From chiral EFT to perturbative QCD: a Bayesian Model Mixing approach to neutron-star matter

Constraining the equation of state (EOS) of strongly interacting, dense matter is the focus of intense experimental, observational, and theoretical effort. Chiral effective field theory (χEFT) can describe the EOS between the typical densities of nuclei and those in the outer cores of neutron stars while perturbative QCD (pQCD) can be applied to properties of deconfined quark matter, both with quantified theoretical uncertainties. However, describing the complete range of densities between nuclear saturation and an almost-free quark gas with a single EOS that has well-quantified uncertainties is a challenging problem.
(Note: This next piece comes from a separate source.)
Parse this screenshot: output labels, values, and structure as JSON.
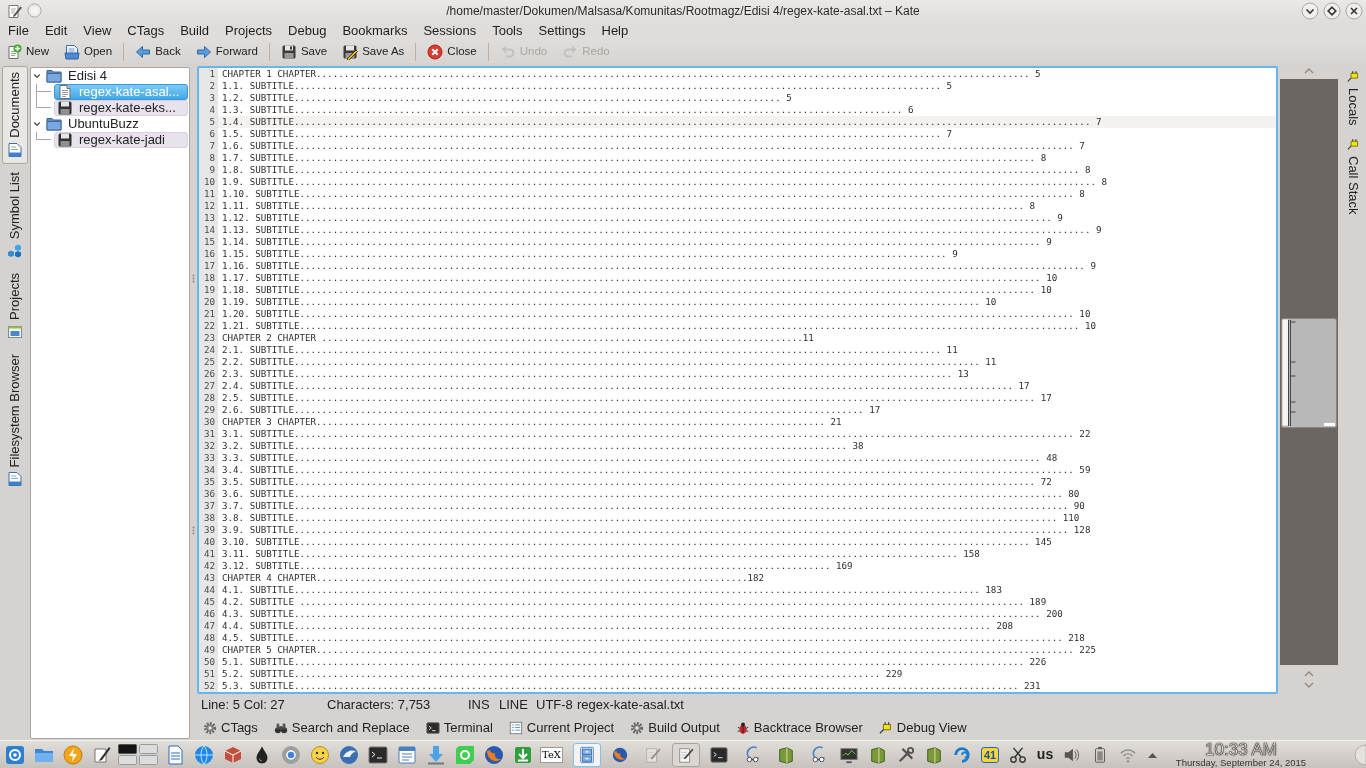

We argue that Bayesian multi-model inference from χEFT and pQCD can help bridge the gap between the two theories. We develop a correlated Bayesian model mixing approach that uses a Gaussian Process (GP) to assimilate different information into a single QCD EOS for charge-neutral, beta-equilibrated strongly interacting matter. In the present implementation, this mixed EOS is informed solely by those of χEFT and pQCD, together with the associated truncation errors. The GP is trained on the pressure as a function of number density in the low-density and high-density regions where χEFT and pQCD are, respectively, valid. A variety of GP kernels are examined, and sensitivity to the smoothness properties & correlation structure of the GP investigated. Draws from the GP representation of the EOS constrained by pQCD and ChiEFT are then used to solve for neutron-star structure. Finally, we discuss how measurements of neutron-star properties can be combined with the information in our GP equation of state to make inferences about strongly interacting matter at densities where neither pQCD or χEFT is directly applicable.